Bosses faced with staff wanting time off to watch TV coverage of England in the FIFA World Cup next week are being warned about falling victim to discrimination.
Gareth Southgate's side start their campaign in Qatar on Monday with a match against Iran - kick-off is at 1pm.
"It seems that every time there is a major global sporting tournament employers must consider whether they should allow staff time off to watch them," she says, "and if they don’t, how they deal with subsequent staff absence.
"As a starting point it is a good idea to remind all staff of the company policy for requesting time off and notification of sickness absence.
"Yes, it is a once in a four-year event but an employer does not have to accept a holiday request and it is important that all staff are treated fairly and consistently.
"If you do decide to make allowances for changes in working hours to accommodate watching a game or starting later the following day, then it is important that it is stressed that this is a temporary arrangement and that employers deal with other staff requests which are not football related with similar sympathy.
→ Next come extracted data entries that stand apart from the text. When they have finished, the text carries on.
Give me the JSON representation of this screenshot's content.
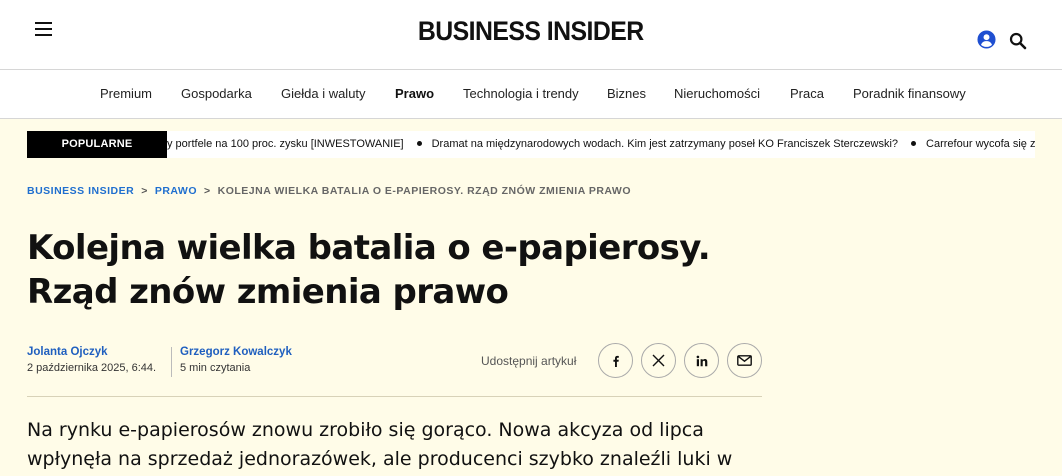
{
  "header": {
    "logo": "BUSINESS INSIDER",
    "menu_icon": "hamburger-menu-icon",
    "user_icon": "user-account-icon",
    "search_icon": "search-icon"
  },
  "nav": {
    "items": [
      {
        "label": "Premium"
      },
      {
        "label": "Gospodarka"
      },
      {
        "label": "Giełda i waluty"
      },
      {
        "label": "Prawo",
        "active": true
      },
      {
        "label": "Technologia i trendy"
      },
      {
        "label": "Biznes"
      },
      {
        "label": "Nieruchomości"
      },
      {
        "label": "Praca"
      },
      {
        "label": "Poradnik finansowy"
      }
    ]
  },
  "ticker": {
    "label": "POPULARNE",
    "items": [
      "y portfele na 100 proc. zysku [INWESTOWANIE]",
      "Dramat na międzynarodowych wodach. Kim jest zatrzymany poseł KO Franciszek Sterczewski?",
      "Carrefour wycofa się z"
    ]
  },
  "breadcrumb": {
    "items": [
      {
        "label": "BUSINESS INSIDER"
      },
      {
        "label": "PRAWO"
      },
      {
        "label": "KOLEJNA WIELKA BATALIA O E-PAPIEROSY. RZĄD ZNÓW ZMIENIA PRAWO"
      }
    ]
  },
  "article": {
    "headline_line1": "Kolejna wielka batalia o e-papierosy.",
    "headline_line2": "Rząd znów zmienia prawo",
    "authors": [
      {
        "name": "Jolanta Ojczyk",
        "meta": "2 października 2025, 6:44."
      },
      {
        "name": "Grzegorz Kowalczyk",
        "meta": "5 min czytania"
      }
    ],
    "share": {
      "label": "Udostępnij artykuł",
      "buttons": [
        {
          "icon": "facebook-icon"
        },
        {
          "icon": "x-twitter-icon"
        },
        {
          "icon": "linkedin-icon"
        },
        {
          "icon": "email-icon"
        }
      ]
    },
    "lead_line1": "Na rynku e-papierosów znowu zrobiło się gorąco. Nowa akcyza od lipca",
    "lead_line2": "wpłynęła na sprzedaż jednorazówek, ale producenci szybko znaleźli luki w"
  },
  "colors": {
    "page_background": "#fffce8",
    "link_blue": "#1f6fcf",
    "ticker_label_bg": "#000000"
  }
}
"Without seeking to make assumptions about the gender of football fans, it is likely that if an employer has agreed to a small alteration in hours for many male employees, then a refusal of a request for the alteration to a female member of staff’s hours for other reasons could lead to claims of discrimination in the future.
"If the company is going to take a hard line in relation to sickness absence, it is important that the employees are told about this prior to the event and that the procedure does not depart from any contractual scheme. Employers will have to be very sure of their facts to take disciplinary action and in any event should be careful to follow the statutory disciplinary procedures, to avoid a trip to the employment tribunal."
And that's not all employers need to be alert to, she warns.
Adds the legal expert: "What if the worst-case scenario happens? For example an employee watching in a pub is then involved in violent or disorderly behaviour, and worst case scenario they are arrested. What can the employer do then?
"The answer is not as straightforward as you might imagine. Behaviour which takes place in an employees’ own time may not give an employer sufficient justification for dismissal. Past cases have shown that irrespective of the need to follow the correct procedures, an employer must carefully consider all aspects of the situation including the employee’s version of events and their employment history with the company. It is harder now with so much shared on multiple social media platforms which can ‘go viral’."
The FIFA World Cup kicks off on Sunday as hosts Qatar play Ecuador.
After Iran on Monday, England face the USA on Friday, November 25 and then Wales on Tuesday, November 29. Both of those games kick off at 7pm. Subsequent knock-out rounds England could reach are all scheduled to be played at weekends or with evening kick-offs.